Take a walk around the beautiful countryside village of Grove right on the edge of Oxfordshire this summer and you’ll find a high street with a smattering of shops, two primary schools, three pubs, and both a rugby and a football team.

What you wouldn’t expect to find is a great big whopping state of the art manufacturing complex just outside the village, housing several hundred staff who all work for a company called Williams Grand Prix Engineering. That’s right, it’s the frikkin’ Williams Formula One racing team – near Wantage!

There are several F1 teams in Oxfordshire, such as Renault in Enstone and Haas’s European base at Banbury, whilst elsewhere in the Thames Valley we have Red Bull in Milton Keynes, Mercedes in Brackley and Force India at Silverstone.

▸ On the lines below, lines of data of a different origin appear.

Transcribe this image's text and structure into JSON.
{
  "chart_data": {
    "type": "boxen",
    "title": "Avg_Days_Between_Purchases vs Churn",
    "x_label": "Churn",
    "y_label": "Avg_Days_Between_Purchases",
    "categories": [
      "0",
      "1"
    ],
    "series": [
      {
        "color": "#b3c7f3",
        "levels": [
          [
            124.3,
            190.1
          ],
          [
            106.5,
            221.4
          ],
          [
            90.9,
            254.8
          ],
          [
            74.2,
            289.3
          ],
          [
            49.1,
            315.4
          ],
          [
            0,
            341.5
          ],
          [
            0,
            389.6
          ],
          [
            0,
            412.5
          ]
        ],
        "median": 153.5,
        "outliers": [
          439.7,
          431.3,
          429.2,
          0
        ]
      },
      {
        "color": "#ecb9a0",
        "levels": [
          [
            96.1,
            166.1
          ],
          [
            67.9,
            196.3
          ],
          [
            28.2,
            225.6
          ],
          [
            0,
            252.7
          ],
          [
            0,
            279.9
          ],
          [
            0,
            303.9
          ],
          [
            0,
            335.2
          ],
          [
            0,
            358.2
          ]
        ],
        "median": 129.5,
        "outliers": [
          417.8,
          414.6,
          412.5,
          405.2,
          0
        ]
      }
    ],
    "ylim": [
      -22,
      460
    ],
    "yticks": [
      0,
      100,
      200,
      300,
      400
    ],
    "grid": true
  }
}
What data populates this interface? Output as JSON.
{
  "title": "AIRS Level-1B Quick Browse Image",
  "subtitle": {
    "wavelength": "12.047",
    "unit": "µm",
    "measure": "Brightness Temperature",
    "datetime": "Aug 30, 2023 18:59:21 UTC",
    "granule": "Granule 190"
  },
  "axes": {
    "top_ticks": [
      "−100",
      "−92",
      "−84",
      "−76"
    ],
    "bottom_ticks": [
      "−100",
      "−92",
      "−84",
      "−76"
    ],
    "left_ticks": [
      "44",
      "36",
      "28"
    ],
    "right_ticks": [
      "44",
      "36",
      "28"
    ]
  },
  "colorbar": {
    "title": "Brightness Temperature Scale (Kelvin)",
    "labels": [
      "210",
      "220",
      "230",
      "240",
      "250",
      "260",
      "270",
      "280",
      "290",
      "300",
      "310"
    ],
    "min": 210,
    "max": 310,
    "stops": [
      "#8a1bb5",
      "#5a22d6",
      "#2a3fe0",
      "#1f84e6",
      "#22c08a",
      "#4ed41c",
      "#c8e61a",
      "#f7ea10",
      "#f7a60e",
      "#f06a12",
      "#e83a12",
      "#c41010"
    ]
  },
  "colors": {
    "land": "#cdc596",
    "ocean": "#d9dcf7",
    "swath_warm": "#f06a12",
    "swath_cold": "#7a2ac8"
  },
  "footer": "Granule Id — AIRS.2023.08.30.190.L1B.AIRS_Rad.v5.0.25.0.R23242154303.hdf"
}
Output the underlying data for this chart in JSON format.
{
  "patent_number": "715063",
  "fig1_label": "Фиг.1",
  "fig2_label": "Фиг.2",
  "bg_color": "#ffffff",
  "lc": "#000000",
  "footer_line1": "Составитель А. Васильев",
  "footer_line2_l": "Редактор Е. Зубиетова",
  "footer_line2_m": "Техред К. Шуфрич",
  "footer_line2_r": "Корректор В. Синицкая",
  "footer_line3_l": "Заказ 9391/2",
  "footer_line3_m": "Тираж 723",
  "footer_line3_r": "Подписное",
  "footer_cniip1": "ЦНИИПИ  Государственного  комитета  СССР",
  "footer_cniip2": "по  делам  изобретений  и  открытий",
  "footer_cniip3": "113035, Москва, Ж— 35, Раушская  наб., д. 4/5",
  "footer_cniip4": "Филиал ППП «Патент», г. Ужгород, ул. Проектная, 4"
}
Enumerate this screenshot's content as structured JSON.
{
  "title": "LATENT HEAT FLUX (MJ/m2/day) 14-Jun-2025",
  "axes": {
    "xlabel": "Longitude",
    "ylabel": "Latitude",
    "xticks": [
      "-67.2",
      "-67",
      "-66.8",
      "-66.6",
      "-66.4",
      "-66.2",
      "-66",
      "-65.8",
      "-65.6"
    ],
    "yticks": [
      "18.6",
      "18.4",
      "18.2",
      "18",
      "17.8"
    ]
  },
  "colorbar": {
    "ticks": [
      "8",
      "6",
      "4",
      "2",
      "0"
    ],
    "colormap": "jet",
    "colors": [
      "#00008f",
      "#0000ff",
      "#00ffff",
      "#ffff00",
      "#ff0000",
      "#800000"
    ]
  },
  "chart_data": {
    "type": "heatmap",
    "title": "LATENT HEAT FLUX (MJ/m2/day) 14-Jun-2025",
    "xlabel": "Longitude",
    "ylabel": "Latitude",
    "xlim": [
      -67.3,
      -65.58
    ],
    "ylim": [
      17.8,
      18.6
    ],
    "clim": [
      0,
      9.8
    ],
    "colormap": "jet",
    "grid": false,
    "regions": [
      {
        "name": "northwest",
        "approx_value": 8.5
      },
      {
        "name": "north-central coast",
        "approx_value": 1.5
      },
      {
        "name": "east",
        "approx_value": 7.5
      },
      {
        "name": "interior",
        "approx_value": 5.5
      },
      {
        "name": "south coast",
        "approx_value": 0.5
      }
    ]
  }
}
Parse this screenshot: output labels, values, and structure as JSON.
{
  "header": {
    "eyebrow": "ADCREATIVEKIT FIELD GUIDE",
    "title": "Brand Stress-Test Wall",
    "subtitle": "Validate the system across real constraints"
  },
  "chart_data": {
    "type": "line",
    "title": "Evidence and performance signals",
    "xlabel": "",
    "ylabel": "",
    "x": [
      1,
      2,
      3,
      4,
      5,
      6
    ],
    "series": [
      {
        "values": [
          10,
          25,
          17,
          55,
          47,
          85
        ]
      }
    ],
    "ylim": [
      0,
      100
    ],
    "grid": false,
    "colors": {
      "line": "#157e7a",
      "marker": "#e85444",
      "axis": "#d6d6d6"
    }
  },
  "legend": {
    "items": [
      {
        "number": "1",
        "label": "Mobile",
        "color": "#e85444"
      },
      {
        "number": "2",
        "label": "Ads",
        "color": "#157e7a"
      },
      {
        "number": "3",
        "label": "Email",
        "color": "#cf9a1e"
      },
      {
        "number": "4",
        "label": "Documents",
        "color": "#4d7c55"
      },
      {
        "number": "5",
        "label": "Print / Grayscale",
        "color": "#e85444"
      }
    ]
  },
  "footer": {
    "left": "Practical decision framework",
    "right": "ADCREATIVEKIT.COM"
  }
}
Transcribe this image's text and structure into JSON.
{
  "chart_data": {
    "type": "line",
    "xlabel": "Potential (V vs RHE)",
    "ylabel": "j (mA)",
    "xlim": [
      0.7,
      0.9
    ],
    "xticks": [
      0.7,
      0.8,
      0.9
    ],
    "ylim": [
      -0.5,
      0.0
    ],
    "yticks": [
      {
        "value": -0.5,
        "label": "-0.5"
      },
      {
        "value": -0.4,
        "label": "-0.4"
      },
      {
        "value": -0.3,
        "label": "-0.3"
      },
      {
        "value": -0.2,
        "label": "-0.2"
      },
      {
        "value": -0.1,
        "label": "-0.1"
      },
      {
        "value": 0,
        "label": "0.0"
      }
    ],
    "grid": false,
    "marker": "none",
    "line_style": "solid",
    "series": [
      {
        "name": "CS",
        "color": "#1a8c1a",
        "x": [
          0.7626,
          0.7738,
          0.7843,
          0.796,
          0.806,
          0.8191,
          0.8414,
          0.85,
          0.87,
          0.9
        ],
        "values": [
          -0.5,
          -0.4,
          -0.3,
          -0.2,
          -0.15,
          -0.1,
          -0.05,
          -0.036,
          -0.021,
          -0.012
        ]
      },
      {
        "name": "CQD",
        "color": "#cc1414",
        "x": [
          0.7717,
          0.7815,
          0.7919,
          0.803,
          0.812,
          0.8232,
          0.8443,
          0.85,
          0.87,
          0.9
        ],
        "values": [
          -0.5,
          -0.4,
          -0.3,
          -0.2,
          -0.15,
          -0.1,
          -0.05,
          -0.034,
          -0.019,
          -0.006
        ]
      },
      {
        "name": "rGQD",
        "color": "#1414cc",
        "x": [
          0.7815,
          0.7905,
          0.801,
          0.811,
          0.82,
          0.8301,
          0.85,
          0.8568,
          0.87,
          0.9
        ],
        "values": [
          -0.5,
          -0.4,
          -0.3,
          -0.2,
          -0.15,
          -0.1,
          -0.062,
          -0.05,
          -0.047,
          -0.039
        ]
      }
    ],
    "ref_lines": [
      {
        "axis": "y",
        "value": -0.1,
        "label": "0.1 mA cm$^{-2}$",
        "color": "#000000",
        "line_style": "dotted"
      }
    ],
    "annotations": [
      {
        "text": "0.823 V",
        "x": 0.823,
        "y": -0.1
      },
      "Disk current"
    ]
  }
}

But Williams is special and here’s why: it was originally founded by Frank Williams in Didcot in 1977 and can trace its roots back to 1967. It has manufactured its own cars since 1978 and is one of only three teams to win over 100 races – with drivers such as Nigel Mansell, Damon Hill, Jensen Button, Alain Prost and Ayrton Senna.

To date they’ve started 710 races, amassed 114 victories, won nine constructor’s championships and seven driver’s championships.

But it doesn’t end there. Williams has business interests beyond F1 and established both Williams Advanced Engineering and Williams Hybrid Power – which take technology originally developed for Formula One and adapt it for commercial applications. Such was the success of Williams Hybrid Power that in April 2014 it was sold to automotive and aerospace manufacturing giant GKN.

So there we have it, Williams F1 racing team, bona fide Oxfordshire and Formula One legends. We salute you!